Projektinitiatoren beschreiben dabei auf einer Crowdfunding-Plattform ihr Projektvorhaben, erfragen dazu die notwendigen Geldmittel und bieten Gegenleistungen an. Die finanziellen Beiträge werden online durch die Projektinitiatoren bei einer Vielzahl von potenziellen Geldgebern eingeworben. Dabei können die Gegenleistungen, die den Geldgebern angeboten werden, nicht-monetäre Belohnungen wie kleinere Geschenke oder das zu entwickelnde Produkt bzw. die Dienstleistung selbst sein (es geht hier explizit nicht um Unternehmensbeteiligungen wie im «Crowdinvesting»). Zudem ist es Geldgebern möglich, ein Projekt über reine Spenden ohne jegliche Gegen­leistung zu unterstützen. Auch in der Schweiz haben sich mit den beiden dominierenden Plattformen «100-days.net» und «wemakeit.ch» Crowdfunding-Modelle etabliert, die auf Spenden, nicht-monetäre Gegenleistungen oder Vor-Verkauf der Produkte setzen.

Mit dem Start einer Kampagne versuchen die Projektinitiatoren, in der Öffentlichkeit Aufmerksamkeit auf ihr Projekt zu lenken und Interessenten als Geldgeber zu gewinnen. Dies deutet bereits an, dass sowohl die Planung als auch die Durchführung einer erfolgreichen Kampagne für ein KMU im Normalfall recht aufwendig sind. Vor diesem Hintergrund stellt sich die Frage, wie man die Startbedingungen bestmöglich gestalten kann, um mit den vorhandenen Ressourcen möglichst effizient die anvisierte Zielsumme zu erreichen.
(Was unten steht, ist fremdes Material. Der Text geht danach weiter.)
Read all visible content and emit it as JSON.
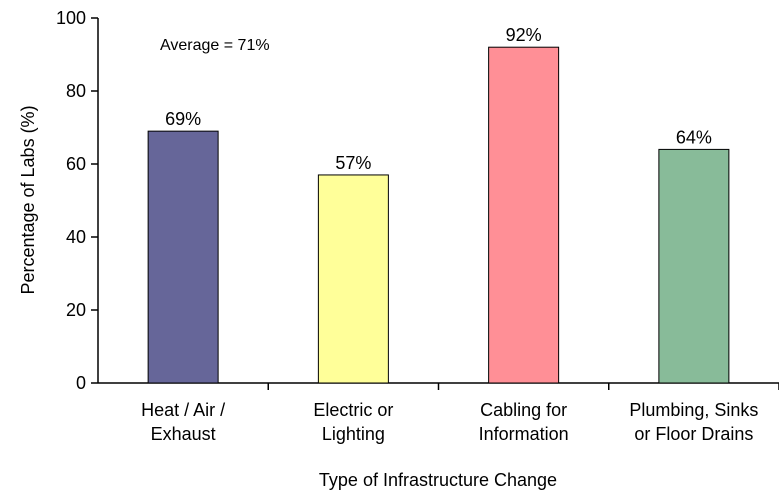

Die ersten Tage entscheidend

Die Daten zeigen (siehe dazu Box «Die Daten»), dass sehr viele «Donations» (jenes Geld, das gegeben wird) in den ersten Tagen fliessen (siehe Abb. 1). Daraus wird klar ersichtlich, wie viel Anteil die ersten Tage am Erfolg einer Crowdfunding-Kampagne haben.

Zudem zeigen sich bereits im sehr frühen Verlauf der Kampagnen (oft sogar bereits nach einem Tag) erhebliche Unterschie­de zwischen den erfolgreichen und den nicht-erfolgreichen Projekten. Projekt­initiatoren erfolgreicher Kampagnen gelingt es bereits am ersten Tag, eine Vielzahl an Geldgebern zu mobilisieren und im Durchschnitt bereits knapp zehn Prozent der Zielsumme einzusammeln (siehe Abb. 2). Die nicht-erfolgreichen Projekte hingegen erhalten durchschnittlich nicht mehr als zwei Prozent der Zielsumme am ersten Tag. Die Werte steigen bei den nicht-erfolgreichen Projekten in den ersten zehn Tagen auch nur unbedeutend an und übersteigen im Durchschnitt nicht mal vier Prozent der Zielsumme

Gründe für Misserfolg

Diese starke Zweiteilung der erfolgreichen und der nicht-erfolgreichen Projekte verstärkt sich über die gesamte Laufzeit von 100 Tagen. Am Ende der Kampagne haben 62 Prozent der nicht-erfolgreichen Projekte immer noch we­niger als fünf Prozent der Zielsumme eingesammelt. Nur gerade zwei Prozent der nicht-erfolgreichen Crowdfunding-Projekte erreichen mehr als 50 Prozent der Zielsumme. Dies kann an drei unterschiedlichen Effekten liegen:

  • Die Projektinitiatoren betreiben insgesamt ein unzureichendes Online-Marketing für die Crowdfunding-Kampagne und es werden über die gesamte Kampagnenlaufzeit relativ wenige potenzielle Geldgeber auf das Projekt aufmerksam beziehungsweise besuchen die Projektseite auf der Crowdfunding-Plattform.
  • Das Projekt an sich wirkt aufgrund der auf der Projektseite gebotenen Informationen über das Projekt selbst oder die Projektinitiatoren «unattraktiv» auf potenzielle Geldgeber und dieser Eindruck ist relativ allgemein gültig. Dies führt dazu, dass unabhängig davon, wie viele Leute die Projektseite auf der Crowdfunding-Plattform besuchen, nur sehr wenige eine Donation tätigen.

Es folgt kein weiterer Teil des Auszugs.